6. In view of that, the answer to question No. 2 must be in the affirmative, i.e., in favour of the assessee and against the Revenue.
7. So far as question No. 3 is concerned, the same is covered by the decision of the Division Bench of this court in Banaskantha District Co-operative Milk Pro-ducers Union Ltd. v. CIT [1994] 210 ITR 962. The question raised before the court in the said case was as under (page 964) :
"(1) Whether, on the facts and in the circumstances of the case, the cost of the assets of the assessee to the extent of Rs. 10,92,237 being the amount given to it by the Gujarat Government by way of grant and loan should be taken into account in computing the capital employed by it for the purpose of Section 80J of the Income-tax Act, 1961 ?"

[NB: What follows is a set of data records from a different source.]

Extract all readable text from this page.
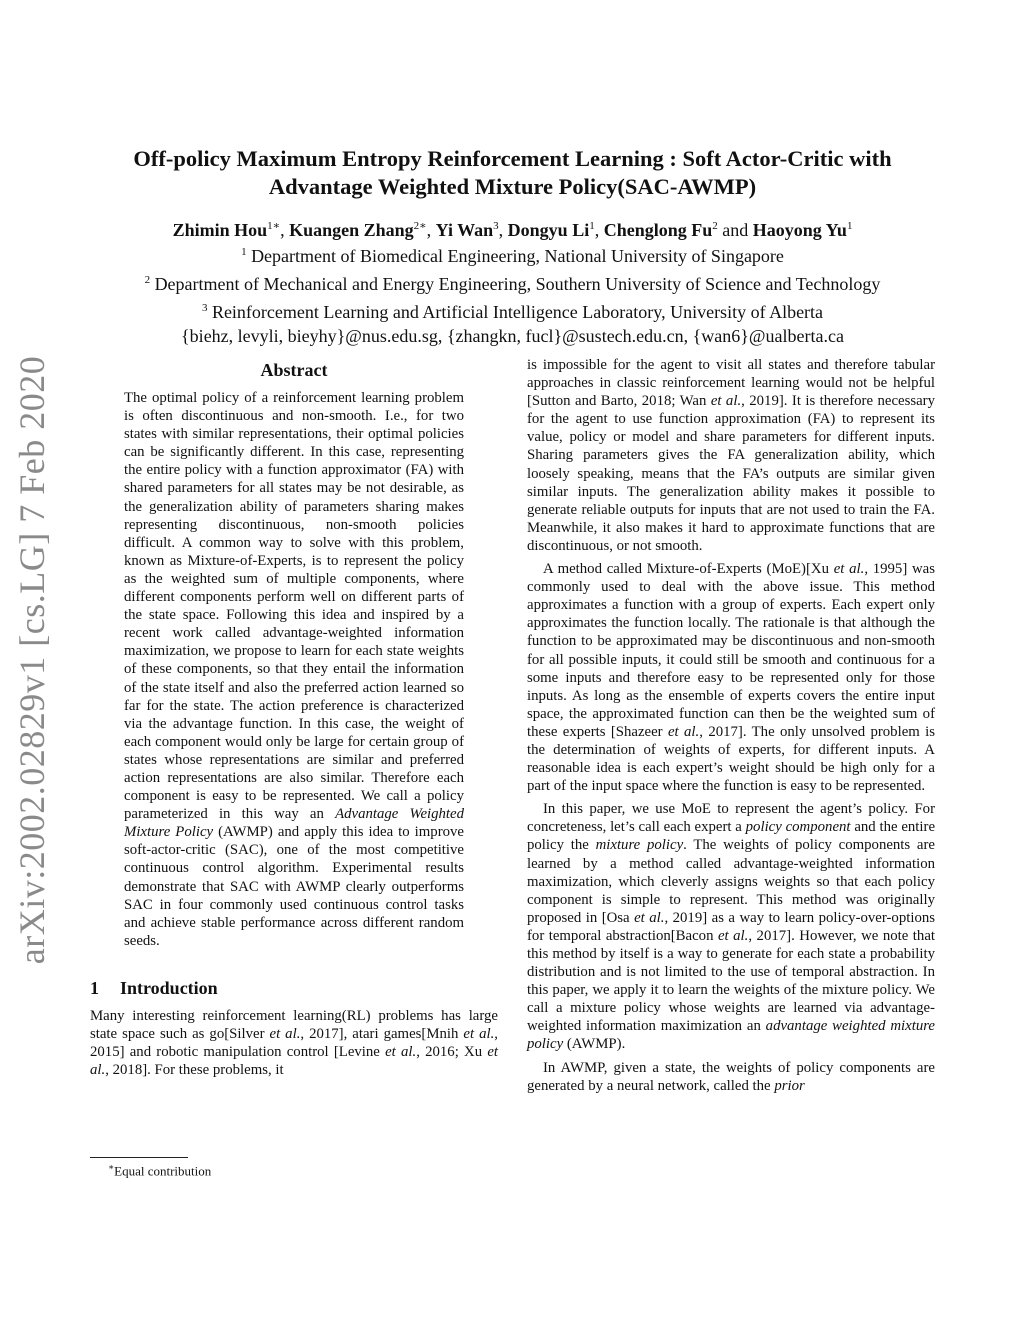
arXiv:2002.02829v1 [cs.LG] 7 Feb 2020
Off-policy Maximum Entropy Reinforcement Learning : Soft Actor-Critic with
Advantage Weighted Mixture Policy(SAC-AWMP)
Zhimin Hou$^{1∗}$, Kuangen Zhang$^{2∗}$, Yi Wan$^3$, Dongyu Li$^1$, Chenglong Fu$^2$ and Haoyong Yu$^1$
$^1$ Department of Biomedical Engineering, National University of Singapore
$^2$ Department of Mechanical and Energy Engineering, Southern University of Science and Technology
$^3$ Reinforcement Learning and Artificial Intelligence Laboratory, University of Alberta
{biehz, levyli, bieyhy}@nus.edu.sg, {zhangkn, fucl}@sustech.edu.cn, {wan6}@ualberta.ca
Abstract

The optimal policy of a reinforcement learning problem is often discontinuous and non-smooth. I.e., for two states with similar representations, their optimal policies can be significantly different. In this case, representing the entire policy with a function approximator (FA) with shared parameters for all states may be not desirable, as the generalization ability of parameters sharing makes representing discontinuous, non-smooth policies difficult. A common way to solve with this problem, known as Mixture-of-Experts, is to represent the policy as the weighted sum of multiple components, where different components perform well on different parts of the state space. Following this idea and inspired by a recent work called advantage-weighted information maximization, we propose to learn for each state weights of these components, so that they entail the information of the state itself and also the preferred action learned so far for the state. The action preference is characterized via the advantage function. In this case, the weight of each component would only be large for certain group of states whose representations are similar and preferred action representations are also similar. Therefore each component is easy to be represented. We call a policy parameterized in this way an Advantage Weighted Mixture Policy (AWMP) and apply this idea to improve soft-actor-critic (SAC), one of the most competitive continuous control algorithm. Experimental results demonstrate that SAC with AWMP clearly outperforms SAC in four commonly used continuous control tasks and achieve stable performance across different random seeds.

1 Introduction

Many interesting reinforcement learning(RL) problems has large state space such as go[Silver et al., 2017], atari games[Mnih et al., 2015] and robotic manipulation control [Levine et al., 2016; Xu et al., 2018]. For these problems, it

∗Equal contribution

is impossible for the agent to visit all states and therefore tabular approaches in classic reinforcement learning would not be helpful [Sutton and Barto, 2018; Wan et al., 2019]. It is therefore necessary for the agent to use function approximation (FA) to represent its value, policy or model and share parameters for different inputs. Sharing parameters gives the FA generalization ability, which loosely speaking, means that the FA’s outputs are similar given similar inputs. The generalization ability makes it possible to generate reliable outputs for inputs that are not used to train the FA. Meanwhile, it also makes it hard to approximate functions that are discontinuous, or not smooth.

A method called Mixture-of-Experts (MoE)[Xu et al., 1995] was commonly used to deal with the above issue. This method approximates a function with a group of experts. Each expert only approximates the function locally. The rationale is that although the function to be approximated may be discontinuous and non-smooth for all possible inputs, it could still be smooth and continuous for a some inputs and therefore easy to be represented only for those inputs. As long as the ensemble of experts covers the entire input space, the approximated function can then be the weighted sum of these experts [Shazeer et al., 2017]. The only unsolved problem is the determination of weights of experts, for different inputs. A reasonable idea is each expert’s weight should be high only for a part of the input space where the function is easy to be represented.

In this paper, we use MoE to represent the agent’s policy. For concreteness, let’s call each expert a policy component and the entire policy the mixture policy. The weights of policy components are learned by a method called advantage-weighted information maximization, which cleverly assigns weights so that each policy component is simple to represent. This method was originally proposed in [Osa et al., 2019] as a way to learn policy-over-options for temporal abstraction[Bacon et al., 2017]. However, we note that this method by itself is a way to generate for each state a probability distribution and is not limited to the use of temporal abstraction. In this paper, we apply it to learn the weights of the mixture policy. We call a mixture policy whose weights are learned via advantage-weighted information maximization an advantage weighted mixture policy (AWMP).

In AWMP, given a state, the weights of policy components are generated by a neural network, called the prior
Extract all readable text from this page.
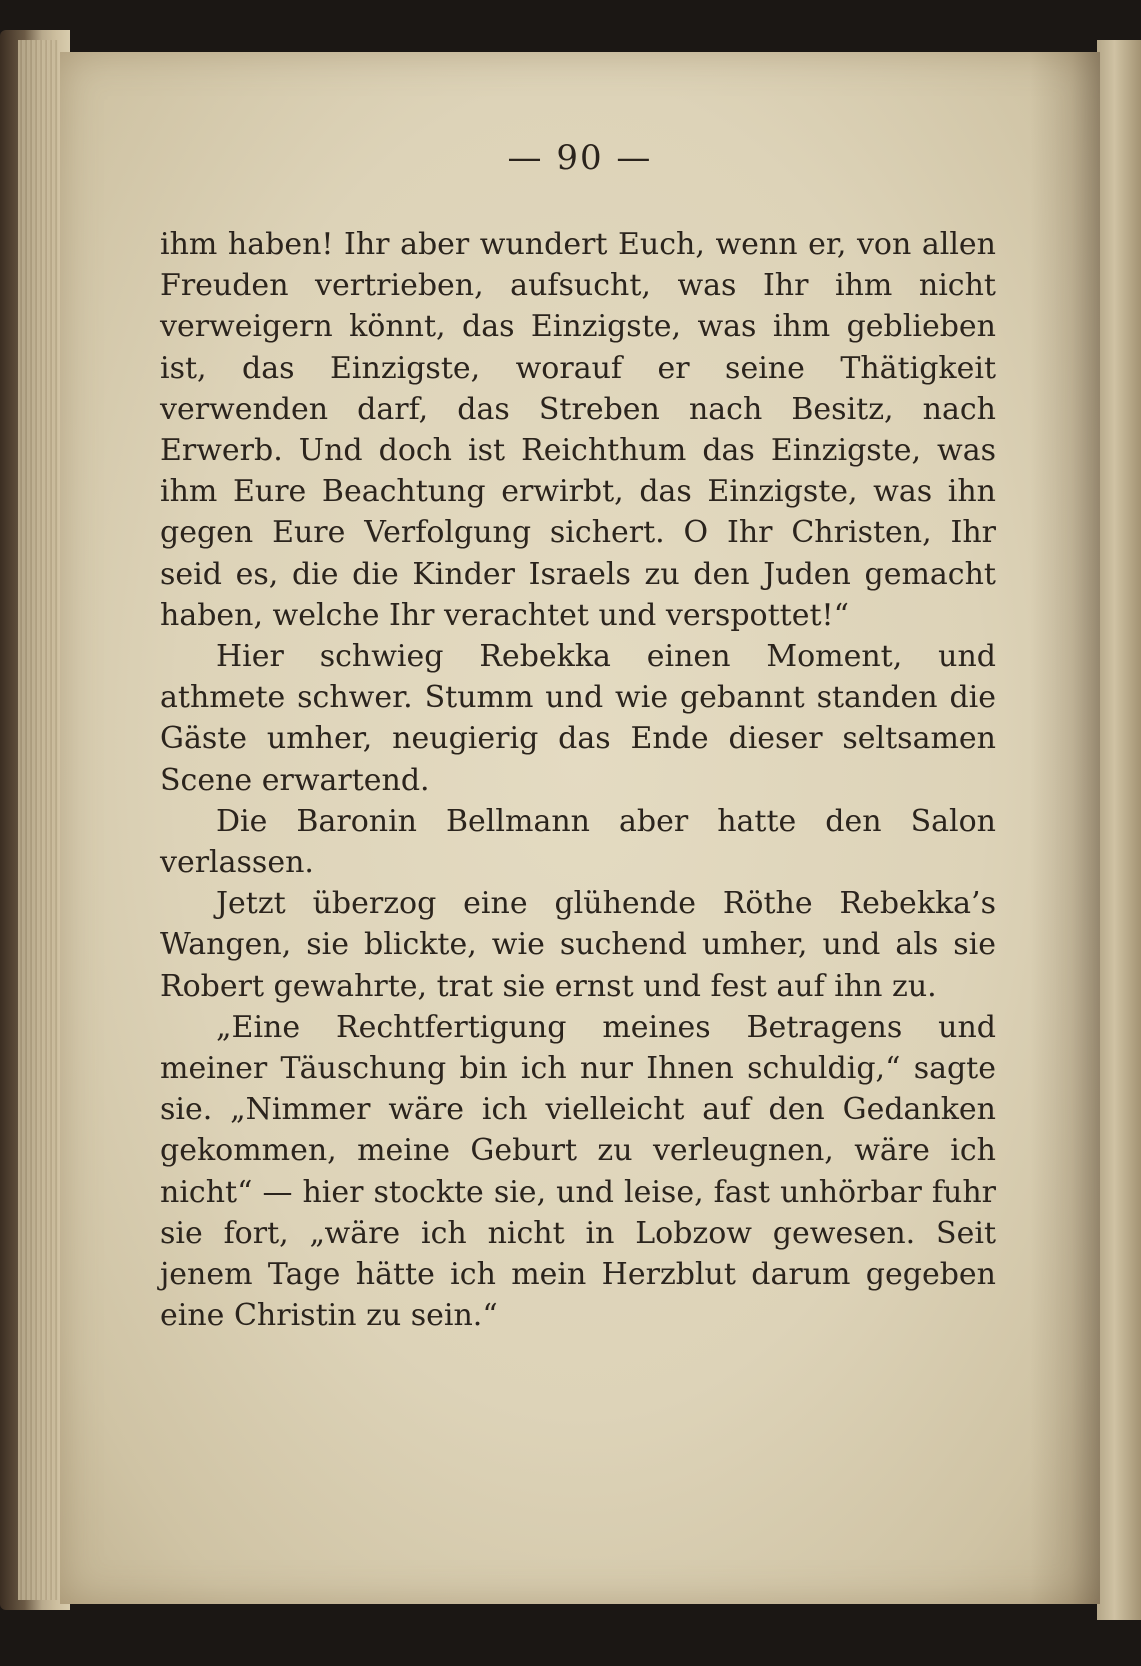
— 90 —

ihm haben! Ihr aber wundert Euch, wenn er, von allen Freuden vertrieben, aufsucht, was Ihr ihm nicht verweigern könnt, das Einzigste, was ihm geblieben ist, das Einzigste, worauf er seine Thätigkeit verwenden darf, das Streben nach Besitz, nach Erwerb. Und doch ist Reichthum das Einzigste, was ihm Eure Beachtung erwirbt, das Einzigste, was ihn gegen Eure Verfolgung sichert. O Ihr Christen, Ihr seid es, die die Kinder Israels zu den Juden gemacht haben, welche Ihr verachtet und verspottet!“

Hier schwieg Rebekka einen Moment, und athmete schwer. Stumm und wie gebannt standen die Gäste umher, neugierig das Ende dieser seltsamen Scene erwartend.

Die Baronin Bellmann aber hatte den Salon verlassen.

Jetzt überzog eine glühende Röthe Rebekka’s Wangen, sie blickte, wie suchend umher, und als sie Robert gewahrte, trat sie ernst und fest auf ihn zu.

„Eine Rechtfertigung meines Betragens und meiner Täuschung bin ich nur Ihnen schuldig,“ sagte sie. „Nimmer wäre ich vielleicht auf den Gedanken gekommen, meine Geburt zu verleugnen, wäre ich nicht“ — hier stockte sie, und leise, fast unhörbar fuhr sie fort, „wäre ich nicht in Lobzow gewesen. Seit jenem Tage hätte ich mein Herzblut darum gegeben eine Christin zu sein.“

Considering the provisions of law, the court partly answered the question in the affirmative and partly in the negative by holding that the written down value of the assets of the assessee to the extent of the amount received by it as grant from the Government should not be taken into account in computing the capital employed by it for the purpose of Section 80J, whereas the loan amount is required to be taken into account. In other words, question No. 1 in so far as it relates to grant is answered in the negative, i.e., in favour of the Revenue and against the assessee and as regards loan, the same is answered in the affirmative, i.e., in favour of the assessee and against the Revenue.
8. In the instant case, it is clear from the record that the Government of Gujarat passed a resolution dated February 16, 1975, a copy of which is produced at page 57 of the paper book. According to the same, the amount of 30 per cent. was to be treated as grant. Therefore, in view of the decision in the case of Banaskantha District Co-operative Milk Producers Union Ltd. v. CIT [1994] 210 ITR 962 (Guj), the amount received by way of grant should not have been taken into account for considering the capital employed by it for the purpose of Section 80J. Consequently, we answer question No. 3 in the affirmative, i.e., in favour of the Revenue and against the assessee.
9. We answer the questions referred to us accordingly.